Some time back, the blog examined the television series The Name of the Game, about a publishing empire.
It’s now appropriate to take a look at the show’s most unusual episode: LA 2017, a dystopian tale about, what seemed in 1971, a far-off year in the future.
It was also one of the early directing credits for Steven Spielberg. LA 2017 originally aired Jan. 15, 1971, less than a month after the director’s 24th birthday.
The Name of the Game tackled current events as experienced by key personnel at Howard Publications, headed by Glenn Howard (Gene Barry).
For LA 2017, the production team decided to address the environment — but in a way the series hadn’t previously attempted.
Producer Dean Hargrove commissioned a script by science fiction writer Philip Wylie. As the episode begins, Glenn Howard is driving in Southern California. The publisher is planning a campaign across his magazines to highlight environmental issues.

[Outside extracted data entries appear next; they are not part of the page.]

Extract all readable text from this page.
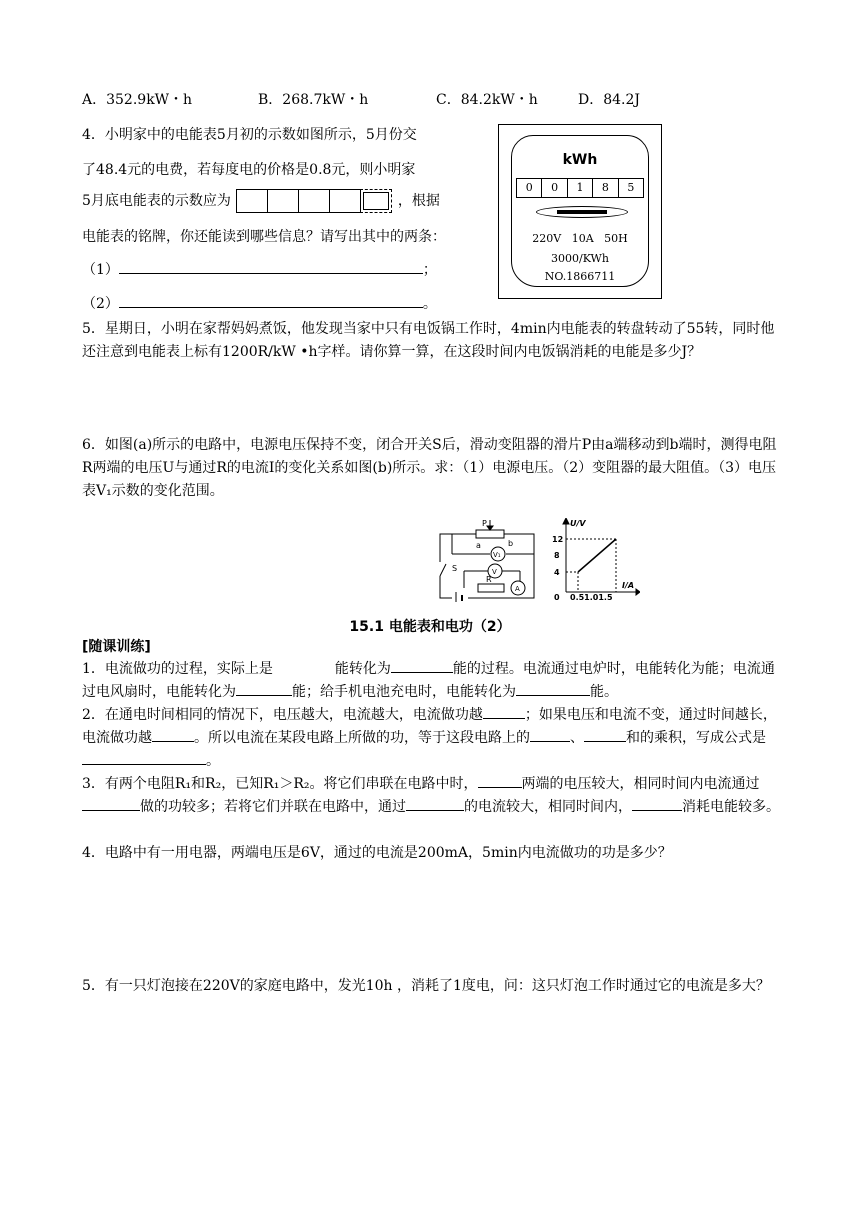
A．352.9kW・h	B．268.7kW・h	C．84.2kW・h	D．84.2J
4．小明家中的电能表5月初的示数如图所示，5月份交
了48.4元的电费，若每度电的价格是0.8元，则小明家
5月底电能表的示数应为	，根据
电能表的铭牌，你还能读到哪些信息？请写出其中的两条：
（1）	；
（2）	。
kWh
0	0	1	8	5
220V   10A   50H
3000/KWh
NO.1866711
5．星期日，小明在家帮妈妈煮饭，他发现当家中只有电饭锅工作时，4min内电能表的转盘转动了55转，同时他还注意到电能表上标有1200R/kW •h字样。请你算一算，在这段时间内电饭锅消耗的电能是多少J？
6．如图(a)所示的电路中，电源电压保持不变，闭合开关S后，滑动变阻器的滑片P由a端移动到b端时，测得电阻R两端的电压U与通过R的电流I的变化关系如图(b)所示。求：（1）电源电压。（2）变阻器的最大阻值。（3）电压表V₁示数的变化范围。
P
a	b
V₁
V
S
R
A
U/V
I/A
12
8
4
0 0.51.01.5
15.1 电能表和电功（2）
[随课训练]
1．电流做功的过程，实际上是	能转化为	能的过程。电流通过电炉时，电能转化为能；电流通过电风扇时，电能转化为	能；给手机电池充电时，电能转化为	能。
2．在通电时间相同的情况下，电压越大，电流越大，电流做功越	；如果电压和电流不变，通过时间越长，电流做功越	。所以电流在某段电路上所做的功，等于这段电路上的	、	和的乘积，写成公式是。
3．有两个电阻R₁和R₂，已知R₁＞R₂。将它们串联在电路中时，	两端的电压较大，相同时间内电流通过做的功较多；若将它们并联在电路中，通过	的电流较大，相同时间内，	消耗电能较多。
4．电路中有一用电器，两端电压是6V，通过的电流是200mA，5min内电流做功的功是多少？
5．有一只灯泡接在220V的家庭电路中，发光10h ，消耗了1度电，问：这只灯泡工作时通过它的电流是多大？
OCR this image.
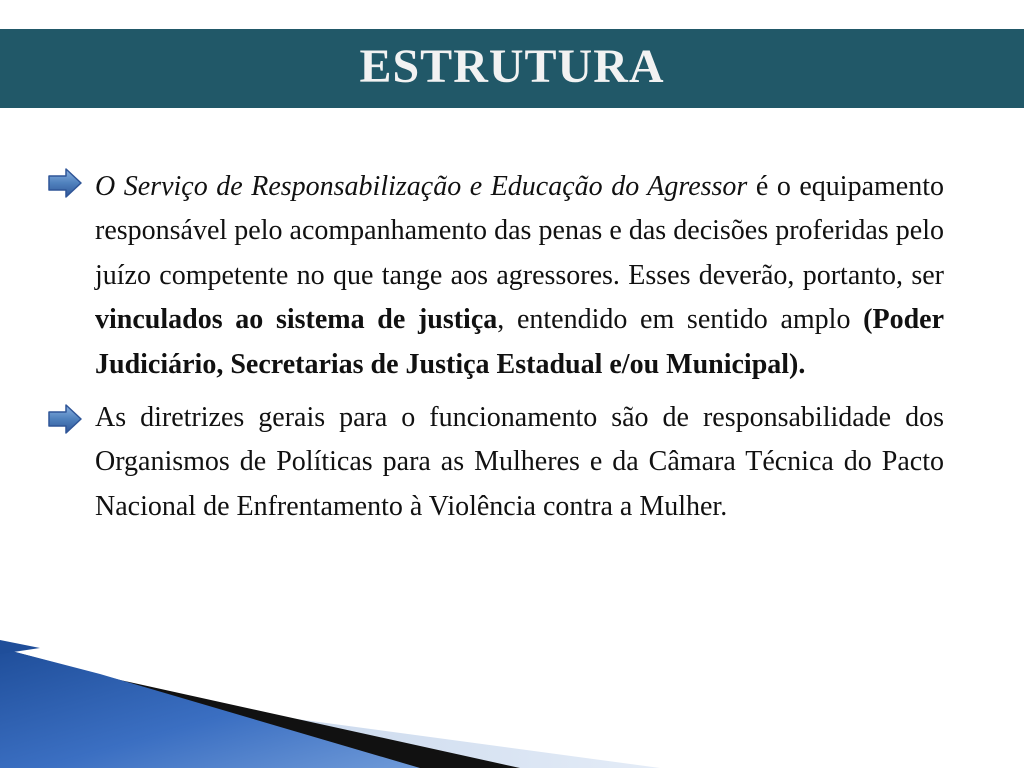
ESTRUTURA

O Serviço de Responsabilização e Educação do Agressor é o equipamento responsável pelo acompanhamento das penas e das decisões proferidas pelo juízo competente no que tange aos agressores. Esses deverão, portanto, ser vinculados ao sistema de justiça, entendido em sentido amplo (Poder Judiciário, Secretarias de Justiça Estadual e/ou Municipal).

As diretrizes gerais para o funcionamento são de responsabilidade dos Organismos de Políticas para as Mulheres e da Câmara Técnica do Pacto Nacional de Enfrentamento à Violência contra a Mulher.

As Howard drives, he uses a tape recorder to dictate a letter to the president. “Priorities have to be established or this may very well be the beginning of the end for Earth as we know it,” he says.
Howard has an accident, and ends up in a ditch. He also, seemingly, is now in 2017. An ecological disaster has forced people to live underground. National governments have been replaced by corporate ones.
Despite being a CEO, Glenn Howard doesn’t like what he sees and sides with those resisting the corporate order. The episode eventually ends with it being revealed that it (probably) was a dream. Spielberg’s last shot is of a dead bird. presumably not to let the audience off too easily.
The episode’s title card, primary actors and the writer, producer and director credits are in a font used a lot at that time because it seemed futuristic.
Wylie turned the story into a novel, Los Angeles: A.D. 2017. He died late in 1971 at the age of 69. Spielberg’s career, meanwhile, was still gearing up.